Julia looked at her. “It is.” Julia clearly had wanted to talk—to unburden herself—but did not want to come apart, Vera thought. She wondered if Julia wor
ried that if she allowed herself to come apart, she might not be able to pull herself together again.
“But how about you?” Julia asked. “How long have you been your father’s driver?”
“Only a few days and only because he sprained his ankle and found it too painful to work the pedals on the car,” Vera said. “I shouldn’t think the job would last more than a week, maybe two. I think my father is devising ways to avoid me being called up.”
“He must love you very much, then.”
“He does, yes. But I suppose I want to tell him that I can look after myself—that I should look after myself. I’m not sure he’s ready for that yet, though he says he is.”
The front door opened and Lilly appeared in the foyer, flush from a jaunt on her bike around the village.
“Hello, darling,” Julia said as Lilly entered the room. “Miss Lamb has stopped in for a visit.”
Lilly appeared stunned to see Vera. They hadn’t spoken since Lilly had revealed to Vera the details of her nocturnal spying on Miss Wheatley and the Tigues. Vera knew that Lilly must be thinking: Has she told mother about me?
“Hello,” Lilly said to Vera.
“Hello, Lilly,” Vera said. “Your mother and I were just talking about our jobs.”
“Oh,” Lilly said. She turned to her mother. “Is there anything for lunch?”
“I’ve just been to the shop.
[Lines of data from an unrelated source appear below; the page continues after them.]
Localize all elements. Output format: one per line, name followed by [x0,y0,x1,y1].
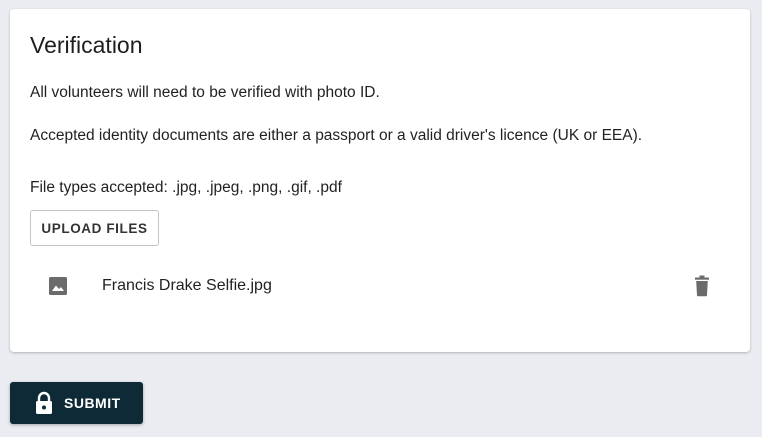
file-name: Francis Drake Selfie.jpg [102,277,272,294]
image-icon [48,276,68,296]
verification-card: Verification All volunteers will need to… [10,9,750,352]
lock-icon [34,391,54,415]
trash-icon[interactable] [692,275,712,297]
file-types-text: File types accepted: .jpg, .jpeg, .png, … [30,179,342,196]
submit-label: SUBMIT [64,395,121,411]
volunteers-info-text: All volunteers will need to be verified … [30,84,380,101]
submit-button[interactable]: SUBMIT [10,382,143,424]
card-title: Verification [30,32,143,58]
upload-files-button[interactable]: UPLOAD FILES [30,210,159,246]
accepted-documents-text: Accepted identity documents are either a… [30,127,643,144]
uploaded-file-item: Francis Drake Selfie.jpg [30,266,730,306]
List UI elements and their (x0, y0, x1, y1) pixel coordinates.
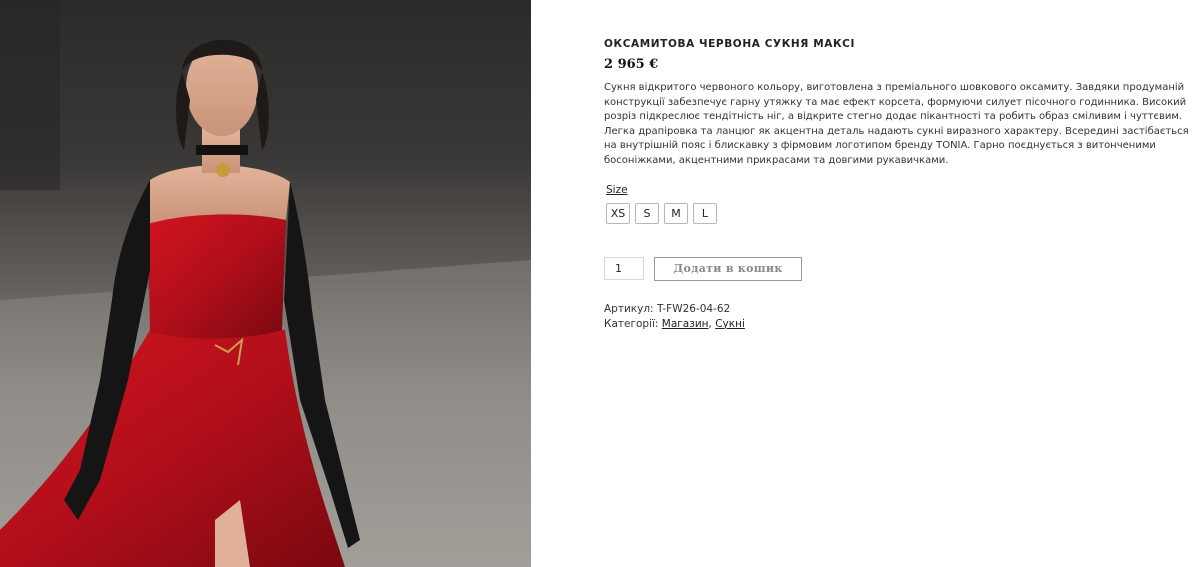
quantity-input[interactable] (604, 257, 644, 281)
add-to-cart-row: Додати в кошик (604, 256, 1194, 281)
size-option-m[interactable]: M (664, 202, 688, 224)
category-separator: , (708, 317, 712, 330)
size-option-xs[interactable]: XS (606, 202, 630, 224)
sku-label: Артикул: (604, 302, 654, 315)
product-page: ОКСАМИТОВА ЧЕРВОНА СУКНЯ МАКСІ 2 965 € С… (0, 0, 1200, 567)
size-label: Size (606, 183, 628, 196)
sku-value: T-FW26-04-62 (656, 302, 731, 315)
add-to-cart-button[interactable]: Додати в кошик (654, 256, 802, 281)
category-link-shop[interactable]: Магазин (662, 318, 709, 330)
product-price: 2 965 € (604, 57, 659, 72)
sku-row: Артикул: T-FW26-04-62 (604, 302, 1194, 317)
product-title: ОКСАМИТОВА ЧЕРВОНА СУКНЯ МАКСІ (604, 38, 855, 50)
product-description: Сукня відкритого червоного кольору, виго… (604, 82, 1189, 166)
model-illustration (0, 0, 531, 567)
product-image[interactable] (0, 0, 531, 567)
categories-label: Категорії: (604, 317, 659, 330)
product-details: ОКСАМИТОВА ЧЕРВОНА СУКНЯ МАКСІ 2 965 € С… (604, 38, 1194, 332)
category-link-dresses[interactable]: Сукні (715, 318, 745, 330)
product-meta: Артикул: T-FW26-04-62 Категорії: Магазин… (604, 302, 1194, 332)
categories-row: Категорії: Магазин, Сукні (604, 317, 1194, 332)
size-option-s[interactable]: S (635, 202, 659, 224)
size-options: XS S M L (606, 202, 1194, 224)
size-option-l[interactable]: L (693, 202, 717, 224)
There’s bread and sardines in the kitchen if you’d like. And I bought some strawberry jam.”
“All right, then,” Lilly said. She abruptly turned and left the room.
“I’m sorry, Vera,” Julia said. “She doesn’t mean to be rude.”
“It’s quite all right, really.” She smiled. “I should be going, anyhow. My father’s going to want to be driven somewhere or another soon enough.” She stood. “Thank you for the tea.”
“You’re quite welcome. I hope that you’ll come and see us again.”
“I’d like that,” Vera said. She had thought it very generous of Julia to have so readily shared her ration of strawberry jam.